Personalisation is a great tactic to optimise conversion rates on your website.
Privacy is one reason why personalisation doesn’t happen on a much wider scale, as designers and web editors are worried they will infringe upon some written or unwritten law that creeps out their visitors. There are ways you can use analytics tools to help you do personalisation without being intrusive.
Use analytics to define worthwhile personalisation segments
Firstly use your analytics tools to define whether the user segment is big enough. You don’t want to start doing technical work or setting up A/B tests if the rule will only apply to 10 visitors per month. You want to find segments of your visitors that make it worthwhile.
Once you’ve done that there are a few ways you can personalise your content without freaking out your visitors whilst helping them in the process.
- Device types. If you’re running an eCommerce operation selling for instance mobile phones and the visitor arrives using an Apple product, the chances are that the visitor would be better served by showing the iPhone’s you have for sale first, rather than all the android devices.
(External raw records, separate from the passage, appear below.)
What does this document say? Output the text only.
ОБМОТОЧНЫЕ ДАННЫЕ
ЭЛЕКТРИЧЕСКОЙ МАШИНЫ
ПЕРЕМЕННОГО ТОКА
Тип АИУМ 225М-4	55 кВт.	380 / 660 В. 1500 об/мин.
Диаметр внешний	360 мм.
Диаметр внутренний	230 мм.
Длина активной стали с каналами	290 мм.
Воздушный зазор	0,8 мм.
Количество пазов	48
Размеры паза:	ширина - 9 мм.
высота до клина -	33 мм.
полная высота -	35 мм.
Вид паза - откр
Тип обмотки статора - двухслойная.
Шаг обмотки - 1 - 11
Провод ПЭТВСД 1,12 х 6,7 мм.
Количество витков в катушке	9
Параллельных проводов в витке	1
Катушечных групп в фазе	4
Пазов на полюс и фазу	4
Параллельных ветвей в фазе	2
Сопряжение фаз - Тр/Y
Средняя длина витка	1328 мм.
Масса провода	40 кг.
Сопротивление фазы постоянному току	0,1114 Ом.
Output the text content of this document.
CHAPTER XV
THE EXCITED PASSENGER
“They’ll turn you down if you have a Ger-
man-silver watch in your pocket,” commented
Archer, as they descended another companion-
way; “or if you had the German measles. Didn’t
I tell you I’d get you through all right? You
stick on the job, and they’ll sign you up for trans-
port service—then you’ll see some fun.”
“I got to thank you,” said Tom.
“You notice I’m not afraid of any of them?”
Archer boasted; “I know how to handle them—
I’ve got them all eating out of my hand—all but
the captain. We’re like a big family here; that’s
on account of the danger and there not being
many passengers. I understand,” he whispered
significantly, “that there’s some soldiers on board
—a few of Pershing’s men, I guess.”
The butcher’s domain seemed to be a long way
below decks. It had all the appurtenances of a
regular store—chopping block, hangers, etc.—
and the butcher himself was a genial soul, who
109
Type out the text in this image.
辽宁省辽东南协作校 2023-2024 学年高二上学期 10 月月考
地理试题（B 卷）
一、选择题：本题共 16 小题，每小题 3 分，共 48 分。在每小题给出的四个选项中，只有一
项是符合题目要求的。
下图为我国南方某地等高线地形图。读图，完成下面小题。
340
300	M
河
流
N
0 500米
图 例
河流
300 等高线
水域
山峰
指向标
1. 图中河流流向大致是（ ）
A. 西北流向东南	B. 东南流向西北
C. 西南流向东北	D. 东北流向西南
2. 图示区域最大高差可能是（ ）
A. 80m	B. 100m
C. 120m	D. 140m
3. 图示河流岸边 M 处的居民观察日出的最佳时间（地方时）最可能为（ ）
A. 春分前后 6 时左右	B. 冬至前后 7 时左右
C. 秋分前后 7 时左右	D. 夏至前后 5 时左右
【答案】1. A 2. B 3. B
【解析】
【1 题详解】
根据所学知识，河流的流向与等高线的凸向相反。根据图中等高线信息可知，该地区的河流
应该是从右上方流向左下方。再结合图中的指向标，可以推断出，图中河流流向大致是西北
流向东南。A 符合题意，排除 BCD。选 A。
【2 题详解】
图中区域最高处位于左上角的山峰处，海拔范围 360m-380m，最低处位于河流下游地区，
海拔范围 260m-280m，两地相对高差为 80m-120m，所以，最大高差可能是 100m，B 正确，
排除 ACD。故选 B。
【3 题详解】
Similarly if you sell laptops then showing a related family of device types might help the visitor. So again, show Macs to Mac users, or PCs to PC users.
- New versus returning visitors. This one works for every site out there. If your visitor has never seen your website before then first impressions matter. Depending on where they land and where they come from you should present them with the options they need to make decisions to stay on your website and look around. It could be embedded links within the landing page they arrive at, or calls to action to gently persuade them to take the action you want them to take whilst giving them what they want. It could also be simply encouraging them to come back by asking them to sign up to your community. Returning visitors on the other hand might be looking for something that they bookmarked, or they saw from your website on their last visit. It might be easier for your visitor if you could show them what they were looking at when they were at your website last.
- Geography. We’ve discussed geo segmentation before but you could get a little more personal if you helped your user based on which city they’re in. If for instance you have a global website with a lot of contact addresses for locations all over the country (or the world) then by looking up where the user is located you could serve the closest location to them first, to save them searching through your list. Or if you’re in retail and have stores all over the country then showing the closest location to the user by default might help them.
- Language. Many websites try to predetermine which language you’re using based on the country you’re in. There is a right way and a wrong way to do this. If the user arrives at a Finnish website and sees Finnish language but speaks English then you’re doing the user a disservice forcing them to find the language options. Many sites force them to use a different version of the website (UK or USA as oppose Finland) and it removes local nuances from the content. The best way to do it would be to understand what language version the users operating system works in and present that along with very clear options for language throughout the website rather than force a user to fight their way through a language they don’t understand.
Four simple ways you can personalise without compromising privacy, but how do you go about doing it? This will be the subject of another more in depth tip, however in short you either need technical help from your website developers or you may set rules in tools like Google Website Optimize, Visual Website Optimzer, Adobe Target or Optimizely. For instance the rule might be “if the visitor is a new visitor > show content X otherwise show content Y” meaning that you’d by default show different content to new versus returning visitors.
- Define worthwhile segments from your analytics system. You want to personalise against segments of traffic that are meaningful.
- Try the 4 segments above as starting points.
- Start simple by finding something that won’t be too difficult to implement technically and see if it helps your users.